As a group, we selected a wide array from the relatively expansive menu. The first item to arrive at our unpretentious table was the popular appetizer hummus. The lightly-colored tahini-and-chickpea dish hosted a light sprinkling of bright tomatoes and a bit of olive oil. Served with warmed, white pita bread, the hummus was smooth and velvety, with just the right proportion of acidity and saltiness. At $4.99, a one-off price steeply exceeding the Trader Joe’s standard, the Aladdin may push its luck. Despite the cost, the quality of the savory spread exceeded my expectations.

With the addition of a plate of cheese manaeesh, a braided, stuffed pastry topped with sesame seeds, we furthered the life of the hummus. Tearing off strips of the “Mediterranean pizza,” we combined the flavors of mild, white cheese with the garlicky creaminess of hummus. Unlike an American-style pizza, the pastry was light, airy and delectably buttery. And all priced under $4, the Aladdin Café’s selection of foot-long manaeesh, (from herby za’atar to spiced beef), is a bastion of filling and inexpensive.

The garlic returned when Sako delivered a plate of American-style crinkle cut fries, complete with both ketchup and the infamous sauce.
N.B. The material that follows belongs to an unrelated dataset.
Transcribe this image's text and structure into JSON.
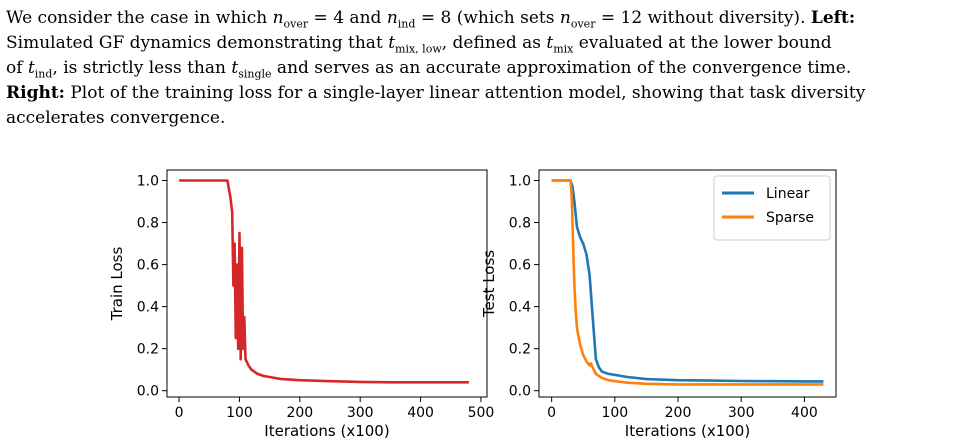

Undeterred by my previous mouth-douse of the stuff, I dipped the fat, fried potato into both condiments. While by no means an example of exquisite fries, the Aladdin’s offerings are slightly crisp with a hot mashed potato center and revealed Sako’s business smarts. While the rest of his menu adheres to traditional recipes collected from Lebanese, Jordanian and Syrian traditions, the owner insists on the drunk favorite. Despite its harsh and lasting bite, the Mediterranean garlic sauce made for a delectably indulgent addition to an American classic.

ac baklavaThe real test arrived a few minutes later. Two shawarma sandwiches, ensconced in warm foil on immaculate white platters and emitting the meaty aromas of chicken and beef, were placed before us. Combining seasoned meat, lettuce, garlic sauce and an assortment of pickled vegetables, these pita sandwiches are not for the faint of taste. The chicken produced a drool-inducing aroma of spicy cloves, which calmed the fresh and stimulating garlic. As far as shawarma goes, the Aladdin’s fell just short of sublime. Still tasty and satisfying, the wrap is reasonably priced for an Isla Vista entree.

We finished off the late night meal well past the establishment’s 2 a.m. closing with a flakey, pistachio baklava and a chat with Sako. “There’s nothing like this here … I want to bring a taste of Mediterranean into I.V., to bring a better image of Middle Eastern culture,” he proclaimed, alert and energized despite the late night in the kitchen.

With a passion for food, family and a love of his Syrian heritage, Sako lights up the restaurant. While the dishes he serves fit the Mediterranean bill and are a welcome and diverse addition to I.V.’s pizza and burrito scene, they could not be nearly as satisfying without the amiable and enthusiastic man behind the counter.